Of course, I do that a lot with generic, reusable components. Once I know it's too complex I extract it to model that gets passed through props. Win/win

This 100%. I still don't understand why React devs are so infatuated with colocating business logic with the UI that presents the result of that business logic. Sure, in the small (a todo list app? a weekend project?) it's probably a lot easier to reason about if you just jam everything into the same file. But why is it so difficult for people to see that the reason their large application is bloated, untestable, unmaintainable, etc is directly due to the blatant violation of separation of concerns that they're parroting?

I feel like part of this is due to some devil's bargain on the part of the React maintainers. They want mindshare, and they know that it's easier to gain mindshare if the behaviour of the app appears simpler, and that appearance of simpler is easier to achieve if the behaviour is relegated to a smaller number of files...

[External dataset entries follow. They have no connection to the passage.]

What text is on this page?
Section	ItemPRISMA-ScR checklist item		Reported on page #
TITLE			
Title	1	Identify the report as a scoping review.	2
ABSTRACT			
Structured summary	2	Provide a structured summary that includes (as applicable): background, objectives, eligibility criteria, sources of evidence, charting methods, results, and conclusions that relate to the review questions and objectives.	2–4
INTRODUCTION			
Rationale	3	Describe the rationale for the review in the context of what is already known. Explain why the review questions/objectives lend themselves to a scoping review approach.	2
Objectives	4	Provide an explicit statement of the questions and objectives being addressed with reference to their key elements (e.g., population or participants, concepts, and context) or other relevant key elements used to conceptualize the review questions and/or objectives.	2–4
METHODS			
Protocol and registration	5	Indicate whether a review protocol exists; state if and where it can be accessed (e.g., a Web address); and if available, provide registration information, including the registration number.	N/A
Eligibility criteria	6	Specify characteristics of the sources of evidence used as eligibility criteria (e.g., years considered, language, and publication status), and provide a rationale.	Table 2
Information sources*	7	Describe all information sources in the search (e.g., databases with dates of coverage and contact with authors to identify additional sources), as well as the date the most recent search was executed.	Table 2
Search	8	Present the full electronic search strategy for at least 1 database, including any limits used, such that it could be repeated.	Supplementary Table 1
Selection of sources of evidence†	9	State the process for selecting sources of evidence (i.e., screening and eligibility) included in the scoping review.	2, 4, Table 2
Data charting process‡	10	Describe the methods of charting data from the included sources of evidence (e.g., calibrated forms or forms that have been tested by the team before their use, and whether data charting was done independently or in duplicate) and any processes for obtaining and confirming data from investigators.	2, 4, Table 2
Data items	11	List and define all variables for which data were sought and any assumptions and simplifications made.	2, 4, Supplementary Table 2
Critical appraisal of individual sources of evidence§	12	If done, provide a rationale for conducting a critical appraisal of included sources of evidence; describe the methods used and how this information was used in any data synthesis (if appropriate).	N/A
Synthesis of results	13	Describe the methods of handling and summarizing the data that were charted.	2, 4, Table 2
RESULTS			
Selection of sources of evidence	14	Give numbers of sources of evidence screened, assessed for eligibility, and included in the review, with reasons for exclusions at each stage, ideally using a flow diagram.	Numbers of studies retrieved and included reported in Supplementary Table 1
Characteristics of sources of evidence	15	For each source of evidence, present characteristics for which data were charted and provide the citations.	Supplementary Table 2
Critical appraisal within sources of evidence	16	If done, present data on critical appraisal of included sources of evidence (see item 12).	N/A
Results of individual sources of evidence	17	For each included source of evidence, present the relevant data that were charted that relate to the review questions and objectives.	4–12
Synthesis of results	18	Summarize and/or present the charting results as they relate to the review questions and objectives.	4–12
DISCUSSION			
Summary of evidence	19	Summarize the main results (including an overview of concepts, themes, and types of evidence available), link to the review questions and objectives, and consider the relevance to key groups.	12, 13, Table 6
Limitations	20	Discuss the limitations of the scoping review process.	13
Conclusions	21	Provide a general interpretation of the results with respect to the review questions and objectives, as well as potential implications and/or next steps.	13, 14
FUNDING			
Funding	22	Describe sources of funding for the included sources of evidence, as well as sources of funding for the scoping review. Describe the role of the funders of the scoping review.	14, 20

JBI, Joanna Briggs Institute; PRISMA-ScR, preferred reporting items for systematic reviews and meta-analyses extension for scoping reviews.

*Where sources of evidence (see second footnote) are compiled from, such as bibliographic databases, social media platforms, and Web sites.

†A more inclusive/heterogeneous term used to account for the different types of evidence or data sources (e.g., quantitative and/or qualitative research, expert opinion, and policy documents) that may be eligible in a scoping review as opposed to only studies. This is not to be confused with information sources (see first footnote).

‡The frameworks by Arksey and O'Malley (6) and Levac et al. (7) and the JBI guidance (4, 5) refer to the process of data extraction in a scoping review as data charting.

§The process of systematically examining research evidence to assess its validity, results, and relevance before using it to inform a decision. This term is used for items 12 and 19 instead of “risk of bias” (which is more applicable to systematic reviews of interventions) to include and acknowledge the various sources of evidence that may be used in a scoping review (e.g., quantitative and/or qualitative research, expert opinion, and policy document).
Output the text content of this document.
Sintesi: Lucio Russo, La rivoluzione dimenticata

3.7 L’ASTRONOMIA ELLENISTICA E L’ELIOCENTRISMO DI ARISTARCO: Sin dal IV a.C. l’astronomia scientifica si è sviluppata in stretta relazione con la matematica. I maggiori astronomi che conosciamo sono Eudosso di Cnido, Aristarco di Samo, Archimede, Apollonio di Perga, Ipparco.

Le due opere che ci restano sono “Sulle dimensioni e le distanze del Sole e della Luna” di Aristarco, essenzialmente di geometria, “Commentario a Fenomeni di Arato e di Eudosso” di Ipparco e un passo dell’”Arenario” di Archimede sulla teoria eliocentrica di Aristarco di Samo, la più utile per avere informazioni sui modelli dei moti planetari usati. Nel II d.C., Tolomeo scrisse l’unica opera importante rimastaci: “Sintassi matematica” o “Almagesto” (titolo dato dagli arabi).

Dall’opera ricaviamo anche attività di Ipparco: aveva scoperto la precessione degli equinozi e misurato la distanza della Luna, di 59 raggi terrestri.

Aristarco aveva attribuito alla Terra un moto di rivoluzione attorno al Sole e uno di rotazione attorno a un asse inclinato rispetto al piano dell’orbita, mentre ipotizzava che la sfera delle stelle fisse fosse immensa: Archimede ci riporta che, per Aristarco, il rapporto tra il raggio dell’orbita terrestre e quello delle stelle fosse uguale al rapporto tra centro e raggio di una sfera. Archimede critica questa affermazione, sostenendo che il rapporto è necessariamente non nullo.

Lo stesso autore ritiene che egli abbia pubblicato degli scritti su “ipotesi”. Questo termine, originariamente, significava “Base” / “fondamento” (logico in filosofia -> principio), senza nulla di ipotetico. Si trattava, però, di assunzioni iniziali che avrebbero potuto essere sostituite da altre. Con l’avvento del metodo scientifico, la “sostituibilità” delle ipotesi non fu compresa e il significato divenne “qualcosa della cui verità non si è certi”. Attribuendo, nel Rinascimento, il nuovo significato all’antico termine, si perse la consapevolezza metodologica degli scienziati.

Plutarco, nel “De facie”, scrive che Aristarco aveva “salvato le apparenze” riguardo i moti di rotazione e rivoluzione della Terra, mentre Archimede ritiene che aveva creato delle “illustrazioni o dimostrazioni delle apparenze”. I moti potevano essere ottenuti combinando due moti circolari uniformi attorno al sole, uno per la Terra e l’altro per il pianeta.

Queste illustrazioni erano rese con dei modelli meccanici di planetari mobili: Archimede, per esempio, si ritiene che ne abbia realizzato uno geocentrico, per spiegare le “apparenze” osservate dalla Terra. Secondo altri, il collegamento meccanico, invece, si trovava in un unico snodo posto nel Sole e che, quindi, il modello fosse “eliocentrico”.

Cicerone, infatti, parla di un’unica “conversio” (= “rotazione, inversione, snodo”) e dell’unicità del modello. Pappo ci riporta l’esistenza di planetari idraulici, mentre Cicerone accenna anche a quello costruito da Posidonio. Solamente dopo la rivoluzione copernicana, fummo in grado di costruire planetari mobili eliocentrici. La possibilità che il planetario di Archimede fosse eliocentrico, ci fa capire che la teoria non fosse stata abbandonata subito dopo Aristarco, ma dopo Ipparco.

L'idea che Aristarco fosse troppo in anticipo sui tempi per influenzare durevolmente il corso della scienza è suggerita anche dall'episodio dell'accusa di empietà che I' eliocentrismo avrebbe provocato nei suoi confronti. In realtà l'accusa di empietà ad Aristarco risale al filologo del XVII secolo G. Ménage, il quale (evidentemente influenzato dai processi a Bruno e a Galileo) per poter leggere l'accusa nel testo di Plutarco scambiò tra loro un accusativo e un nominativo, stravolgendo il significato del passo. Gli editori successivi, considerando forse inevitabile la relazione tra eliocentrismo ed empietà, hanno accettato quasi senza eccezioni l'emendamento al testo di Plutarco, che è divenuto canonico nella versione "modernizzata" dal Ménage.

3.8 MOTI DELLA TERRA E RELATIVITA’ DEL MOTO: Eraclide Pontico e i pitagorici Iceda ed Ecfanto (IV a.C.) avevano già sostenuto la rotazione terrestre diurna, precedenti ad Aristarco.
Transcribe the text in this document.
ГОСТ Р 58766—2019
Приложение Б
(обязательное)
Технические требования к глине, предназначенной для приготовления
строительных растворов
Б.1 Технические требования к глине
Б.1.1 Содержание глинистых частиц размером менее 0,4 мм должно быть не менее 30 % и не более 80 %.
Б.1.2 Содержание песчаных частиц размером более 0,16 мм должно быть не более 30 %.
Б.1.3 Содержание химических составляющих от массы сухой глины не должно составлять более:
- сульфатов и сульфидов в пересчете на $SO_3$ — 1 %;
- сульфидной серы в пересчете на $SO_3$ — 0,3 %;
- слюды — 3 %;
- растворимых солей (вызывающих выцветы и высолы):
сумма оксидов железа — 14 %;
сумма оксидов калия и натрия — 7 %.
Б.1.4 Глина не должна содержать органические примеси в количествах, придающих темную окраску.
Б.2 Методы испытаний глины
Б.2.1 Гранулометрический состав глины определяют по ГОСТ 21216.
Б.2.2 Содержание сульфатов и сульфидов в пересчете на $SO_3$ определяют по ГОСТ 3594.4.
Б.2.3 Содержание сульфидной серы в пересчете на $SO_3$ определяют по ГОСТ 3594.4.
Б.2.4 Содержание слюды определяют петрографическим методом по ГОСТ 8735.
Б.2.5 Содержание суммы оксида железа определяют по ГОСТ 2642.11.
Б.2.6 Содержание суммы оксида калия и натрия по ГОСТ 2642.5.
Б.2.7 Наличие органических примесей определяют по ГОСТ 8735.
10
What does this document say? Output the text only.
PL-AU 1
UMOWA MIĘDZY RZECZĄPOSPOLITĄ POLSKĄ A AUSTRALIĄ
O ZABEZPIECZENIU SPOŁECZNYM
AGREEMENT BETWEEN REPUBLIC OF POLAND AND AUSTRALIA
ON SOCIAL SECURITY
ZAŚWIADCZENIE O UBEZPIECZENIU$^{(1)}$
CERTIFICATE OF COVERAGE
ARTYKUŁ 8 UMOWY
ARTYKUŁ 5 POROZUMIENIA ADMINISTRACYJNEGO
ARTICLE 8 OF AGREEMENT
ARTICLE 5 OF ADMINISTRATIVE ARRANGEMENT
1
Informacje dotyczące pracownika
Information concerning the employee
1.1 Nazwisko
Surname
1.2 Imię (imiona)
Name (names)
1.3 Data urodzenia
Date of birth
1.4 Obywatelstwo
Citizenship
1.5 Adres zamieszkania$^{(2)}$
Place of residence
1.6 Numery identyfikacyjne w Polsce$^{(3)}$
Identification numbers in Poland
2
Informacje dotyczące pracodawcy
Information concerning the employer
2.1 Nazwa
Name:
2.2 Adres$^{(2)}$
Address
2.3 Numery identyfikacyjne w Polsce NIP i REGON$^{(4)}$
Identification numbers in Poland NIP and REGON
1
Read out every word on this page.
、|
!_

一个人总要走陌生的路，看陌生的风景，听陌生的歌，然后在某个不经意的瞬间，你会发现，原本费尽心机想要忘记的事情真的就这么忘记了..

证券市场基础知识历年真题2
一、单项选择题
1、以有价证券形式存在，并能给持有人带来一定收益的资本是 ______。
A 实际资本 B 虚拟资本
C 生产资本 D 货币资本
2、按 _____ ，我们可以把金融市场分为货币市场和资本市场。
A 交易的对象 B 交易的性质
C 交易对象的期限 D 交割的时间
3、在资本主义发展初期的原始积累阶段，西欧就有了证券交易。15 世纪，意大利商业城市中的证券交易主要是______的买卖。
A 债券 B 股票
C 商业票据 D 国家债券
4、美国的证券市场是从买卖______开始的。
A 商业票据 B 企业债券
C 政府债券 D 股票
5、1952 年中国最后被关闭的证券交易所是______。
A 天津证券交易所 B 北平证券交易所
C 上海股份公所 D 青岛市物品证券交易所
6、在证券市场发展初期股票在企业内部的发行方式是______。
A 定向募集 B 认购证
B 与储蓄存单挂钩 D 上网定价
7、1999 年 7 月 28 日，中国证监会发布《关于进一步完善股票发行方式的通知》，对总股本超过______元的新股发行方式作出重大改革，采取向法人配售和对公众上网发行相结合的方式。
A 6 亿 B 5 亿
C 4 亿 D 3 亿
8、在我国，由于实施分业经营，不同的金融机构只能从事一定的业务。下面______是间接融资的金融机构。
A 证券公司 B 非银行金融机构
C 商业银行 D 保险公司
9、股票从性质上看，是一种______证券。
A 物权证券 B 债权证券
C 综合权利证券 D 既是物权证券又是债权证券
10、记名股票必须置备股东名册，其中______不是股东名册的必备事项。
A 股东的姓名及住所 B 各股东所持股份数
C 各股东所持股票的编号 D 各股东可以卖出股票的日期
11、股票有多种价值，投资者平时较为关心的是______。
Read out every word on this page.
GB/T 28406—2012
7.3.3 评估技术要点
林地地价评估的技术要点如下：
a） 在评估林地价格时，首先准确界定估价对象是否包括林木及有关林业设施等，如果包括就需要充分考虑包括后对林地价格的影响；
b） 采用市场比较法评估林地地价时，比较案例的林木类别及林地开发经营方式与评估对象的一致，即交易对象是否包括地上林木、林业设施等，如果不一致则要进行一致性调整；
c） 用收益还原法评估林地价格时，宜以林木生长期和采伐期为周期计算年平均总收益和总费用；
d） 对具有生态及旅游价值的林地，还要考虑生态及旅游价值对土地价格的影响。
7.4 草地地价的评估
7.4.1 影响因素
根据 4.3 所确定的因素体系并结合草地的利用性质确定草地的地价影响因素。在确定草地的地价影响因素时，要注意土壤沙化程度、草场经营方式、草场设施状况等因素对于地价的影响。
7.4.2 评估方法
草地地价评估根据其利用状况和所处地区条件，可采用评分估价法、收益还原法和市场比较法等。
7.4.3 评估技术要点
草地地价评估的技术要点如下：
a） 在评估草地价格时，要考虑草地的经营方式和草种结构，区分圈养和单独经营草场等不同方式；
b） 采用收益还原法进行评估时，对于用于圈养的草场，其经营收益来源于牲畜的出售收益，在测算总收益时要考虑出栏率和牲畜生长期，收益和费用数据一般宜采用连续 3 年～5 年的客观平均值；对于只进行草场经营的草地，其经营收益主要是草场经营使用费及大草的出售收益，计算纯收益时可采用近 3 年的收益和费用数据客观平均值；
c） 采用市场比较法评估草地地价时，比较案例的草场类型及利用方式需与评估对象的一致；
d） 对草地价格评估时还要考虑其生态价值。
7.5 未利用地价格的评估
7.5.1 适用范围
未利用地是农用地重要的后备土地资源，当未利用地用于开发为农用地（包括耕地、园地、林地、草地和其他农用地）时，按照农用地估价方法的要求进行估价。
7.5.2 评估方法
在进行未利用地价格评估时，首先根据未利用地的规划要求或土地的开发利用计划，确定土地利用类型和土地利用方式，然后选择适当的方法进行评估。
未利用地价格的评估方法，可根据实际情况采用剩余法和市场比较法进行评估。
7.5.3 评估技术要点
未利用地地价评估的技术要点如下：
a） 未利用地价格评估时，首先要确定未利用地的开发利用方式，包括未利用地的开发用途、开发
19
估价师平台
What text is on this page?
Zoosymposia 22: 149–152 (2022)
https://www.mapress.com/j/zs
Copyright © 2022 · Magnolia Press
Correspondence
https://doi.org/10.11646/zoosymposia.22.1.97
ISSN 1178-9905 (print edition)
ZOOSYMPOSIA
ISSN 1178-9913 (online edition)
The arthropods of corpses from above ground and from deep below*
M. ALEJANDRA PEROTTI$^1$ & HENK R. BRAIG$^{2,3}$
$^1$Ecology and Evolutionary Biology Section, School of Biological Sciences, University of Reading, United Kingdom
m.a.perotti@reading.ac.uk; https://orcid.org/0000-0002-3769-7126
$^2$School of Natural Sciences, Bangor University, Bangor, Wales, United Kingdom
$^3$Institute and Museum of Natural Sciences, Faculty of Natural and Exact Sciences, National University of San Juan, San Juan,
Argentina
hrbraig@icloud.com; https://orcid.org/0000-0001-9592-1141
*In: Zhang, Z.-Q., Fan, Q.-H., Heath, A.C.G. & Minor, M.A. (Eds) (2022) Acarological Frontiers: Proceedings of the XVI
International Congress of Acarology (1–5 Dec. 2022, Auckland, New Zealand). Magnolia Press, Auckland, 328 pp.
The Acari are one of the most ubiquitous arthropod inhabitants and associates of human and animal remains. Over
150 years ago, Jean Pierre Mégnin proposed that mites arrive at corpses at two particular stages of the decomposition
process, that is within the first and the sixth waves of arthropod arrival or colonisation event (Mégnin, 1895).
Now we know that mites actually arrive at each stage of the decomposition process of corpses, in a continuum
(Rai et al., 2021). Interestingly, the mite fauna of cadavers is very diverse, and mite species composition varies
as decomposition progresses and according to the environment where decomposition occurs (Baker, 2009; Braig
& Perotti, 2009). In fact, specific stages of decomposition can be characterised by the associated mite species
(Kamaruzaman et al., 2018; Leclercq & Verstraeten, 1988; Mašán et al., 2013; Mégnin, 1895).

but hooks allow you to easily move business logic outside of your component. most business logic is simple so people use it inline. isolating it makes it pretty easy to test and reuse
That's true. But to echo the underlying theme of the original blog post, it is difficult to ensure that a large team of developers (of varying skill levels) maintains a consistent approach to this. Different developers likely have different opinions of where that "simple" threshold is that warrants factoring out the business logic. And, when the push of a deadline comes to shove, it is tempting to just throw all the shit in the component with the promise that we'll refactor it at a later date.

More fundamentally, I feel like putting business logic hooks in a component (even simple ones) sacrifices the cleanliness of components as simple stream transformers: input some scalar props, output some HTML. As soon as you start calling hooks within a function component, it's no longer purely functional. You have side effects. And those side effects result in a component that's trickier to debug and trickier to test.